2007-03-30

CodeRage Encore - Another view

I know many people, especially CodeGear employees, will be blogging about this, so I decided not to write about the event itself, but rather show some statistics that I compiled during those 24 hours.

The last 2 hours were in Japanese. For those, around 50 users were online which, discounting CG staff and a couple "foreign" viewers like myself, accounts for over 40 Japanese viewers. (More on that later).

For the first 22 hours, there was roughly a total of 142 different viewers, being the peak at any one time at slightly over 80. Of those viewers, here's the country roundup (after discounting CodeGear employees and presenters/moderators):

Undetermined 32
USA 17
Other 14
Japan 12
Germany 10
Sweden 10
UK 8
Netherlands 7
Italy 4
Australia 3
California 3
Canada 3
New Zealand 3

The difference between Undetermined and Other is that the 1st category is for those who either used cryptic names or about whom I could not find enough information on the web to determine where they were from. As for the Other category, includes countries with only 1 or 2 people, like my very own Portugal.
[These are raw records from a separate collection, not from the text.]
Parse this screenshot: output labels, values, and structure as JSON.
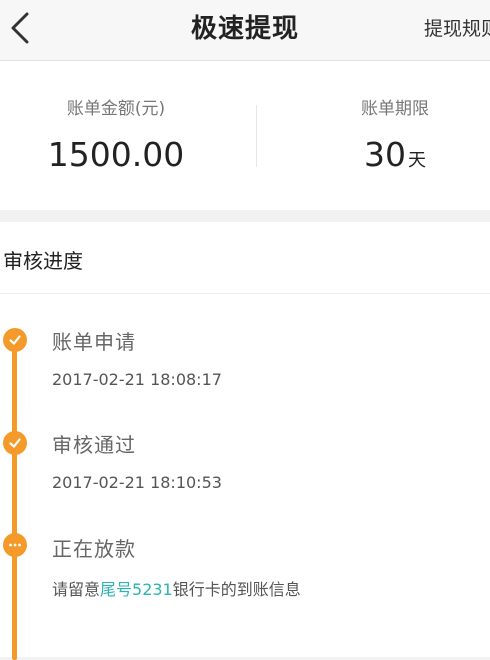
{
  "header": {
    "title": "极速提现",
    "rules_link": "提现规则"
  },
  "summary": {
    "amount_label": "账单金额(元)",
    "amount_value": "1500.00",
    "term_label": "账单期限",
    "term_value": "30",
    "term_unit": "天"
  },
  "progress": {
    "section_title": "审核进度",
    "steps": [
      {
        "title": "账单申请",
        "time": "2017-02-21 18:08:17",
        "icon": "check-icon"
      },
      {
        "title": "审核通过",
        "time": "2017-02-21 18:10:53",
        "icon": "check-icon"
      },
      {
        "title": "正在放款",
        "icon": "ellipsis-icon",
        "note_prefix": "请留意",
        "note_highlight": "尾号5231",
        "note_suffix": "银行卡的到账信息"
      }
    ]
  },
  "colors": {
    "accent": "#f39a2a",
    "highlight": "#2bb5b0"
  }
}
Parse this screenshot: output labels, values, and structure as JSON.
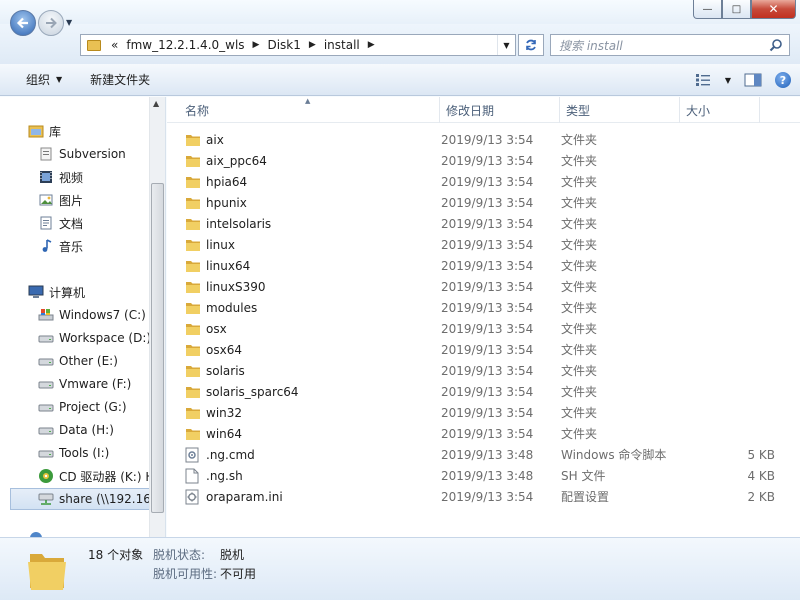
{
  "window": {
    "minimize": "—",
    "maximize": "□",
    "close": "✕"
  },
  "address": {
    "overflow": "«",
    "crumbs": [
      "fmw_12.2.1.4.0_wls",
      "Disk1",
      "install"
    ]
  },
  "search": {
    "placeholder": "搜索 install"
  },
  "toolbar": {
    "organize": "组织",
    "new_folder": "新建文件夹"
  },
  "sidebar": {
    "items": [
      {
        "label": "库",
        "icon": "library-icon",
        "level": 0
      },
      {
        "label": "Subversion",
        "icon": "svn-library-icon",
        "level": 1
      },
      {
        "label": "视频",
        "icon": "video-library-icon",
        "level": 1
      },
      {
        "label": "图片",
        "icon": "picture-library-icon",
        "level": 1
      },
      {
        "label": "文档",
        "icon": "document-library-icon",
        "level": 1
      },
      {
        "label": "音乐",
        "icon": "music-library-icon",
        "level": 1
      },
      {
        "label": "计算机",
        "icon": "computer-icon",
        "level": 0
      },
      {
        "label": "Windows7 (C:)",
        "icon": "windows-drive-icon",
        "level": 1
      },
      {
        "label": "Workspace (D:)",
        "icon": "drive-icon",
        "level": 1
      },
      {
        "label": "Other (E:)",
        "icon": "drive-icon",
        "level": 1
      },
      {
        "label": "Vmware (F:)",
        "icon": "drive-icon",
        "level": 1
      },
      {
        "label": "Project (G:)",
        "icon": "drive-icon",
        "level": 1
      },
      {
        "label": "Data (H:)",
        "icon": "drive-icon",
        "level": 1
      },
      {
        "label": "Tools (I:)",
        "icon": "drive-icon",
        "level": 1
      },
      {
        "label": "CD 驱动器 (K:) H",
        "icon": "cd-drive-icon",
        "level": 1
      },
      {
        "label": "share (\\\\192.16",
        "icon": "network-drive-icon",
        "level": 1,
        "selected": true
      }
    ]
  },
  "columns": {
    "name": "名称",
    "modified": "修改日期",
    "type": "类型",
    "size": "大小"
  },
  "files": [
    {
      "name": "aix",
      "date": "2019/9/13 3:54",
      "type": "文件夹",
      "size": "",
      "kind": "folder"
    },
    {
      "name": "aix_ppc64",
      "date": "2019/9/13 3:54",
      "type": "文件夹",
      "size": "",
      "kind": "folder"
    },
    {
      "name": "hpia64",
      "date": "2019/9/13 3:54",
      "type": "文件夹",
      "size": "",
      "kind": "folder"
    },
    {
      "name": "hpunix",
      "date": "2019/9/13 3:54",
      "type": "文件夹",
      "size": "",
      "kind": "folder"
    },
    {
      "name": "intelsolaris",
      "date": "2019/9/13 3:54",
      "type": "文件夹",
      "size": "",
      "kind": "folder"
    },
    {
      "name": "linux",
      "date": "2019/9/13 3:54",
      "type": "文件夹",
      "size": "",
      "kind": "folder"
    },
    {
      "name": "linux64",
      "date": "2019/9/13 3:54",
      "type": "文件夹",
      "size": "",
      "kind": "folder"
    },
    {
      "name": "linuxS390",
      "date": "2019/9/13 3:54",
      "type": "文件夹",
      "size": "",
      "kind": "folder"
    },
    {
      "name": "modules",
      "date": "2019/9/13 3:54",
      "type": "文件夹",
      "size": "",
      "kind": "folder"
    },
    {
      "name": "osx",
      "date": "2019/9/13 3:54",
      "type": "文件夹",
      "size": "",
      "kind": "folder"
    },
    {
      "name": "osx64",
      "date": "2019/9/13 3:54",
      "type": "文件夹",
      "size": "",
      "kind": "folder"
    },
    {
      "name": "solaris",
      "date": "2019/9/13 3:54",
      "type": "文件夹",
      "size": "",
      "kind": "folder"
    },
    {
      "name": "solaris_sparc64",
      "date": "2019/9/13 3:54",
      "type": "文件夹",
      "size": "",
      "kind": "folder"
    },
    {
      "name": "win32",
      "date": "2019/9/13 3:54",
      "type": "文件夹",
      "size": "",
      "kind": "folder"
    },
    {
      "name": "win64",
      "date": "2019/9/13 3:54",
      "type": "文件夹",
      "size": "",
      "kind": "folder"
    },
    {
      "name": ".ng.cmd",
      "date": "2019/9/13 3:48",
      "type": "Windows 命令脚本",
      "size": "5 KB",
      "kind": "cmd"
    },
    {
      "name": ".ng.sh",
      "date": "2019/9/13 3:48",
      "type": "SH 文件",
      "size": "4 KB",
      "kind": "file"
    },
    {
      "name": "oraparam.ini",
      "date": "2019/9/13 3:54",
      "type": "配置设置",
      "size": "2 KB",
      "kind": "ini"
    }
  ],
  "details": {
    "count": "18 个对象",
    "offline_status_label": "脱机状态:",
    "offline_status_value": "脱机",
    "offline_avail_label": "脱机可用性:",
    "offline_avail_value": "不可用"
  },
  "colors": {
    "folder": "#e9c053",
    "accent": "#3468b8",
    "selection": "#d3e2f3"
  }
}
These numbers are just estimates and you can see there is a large number of Undetermined, so that could "turn the tables", but I think they do give a nice idea of who were the early adopters of Delphi 2007 (as this was a closed conference for Delphi 2007 registered users, users with current SA contracts or which had already ordered but not yet received Delphi 2007).

You can see from the table above that the Japanese are on the front line: in their "own" session, they clearly outnumbered any other single country! Also, quite a few (those listed on the table above) attended the English sessions too making them 2nd only to the USA!

Disclaimer: like I said, those results were compiled semi-manually (I ran a SHIFT-PRTSCR around every 30 minutes on the participants list, which was what I had assigned the "Capture Text from Window" option in SnagIt), then I copied all that into a single file that I sorted and used to gather more information on the web. I could have taken the time to write a small program for automating it but I was feeling lazy! :) Besides, the hardest part was finding information on *where* those people where from, and that is something I could not automate in a reliable way...

So, this was an alternate view of the event. As for what was there, there will surely be a lot more people blogging about it!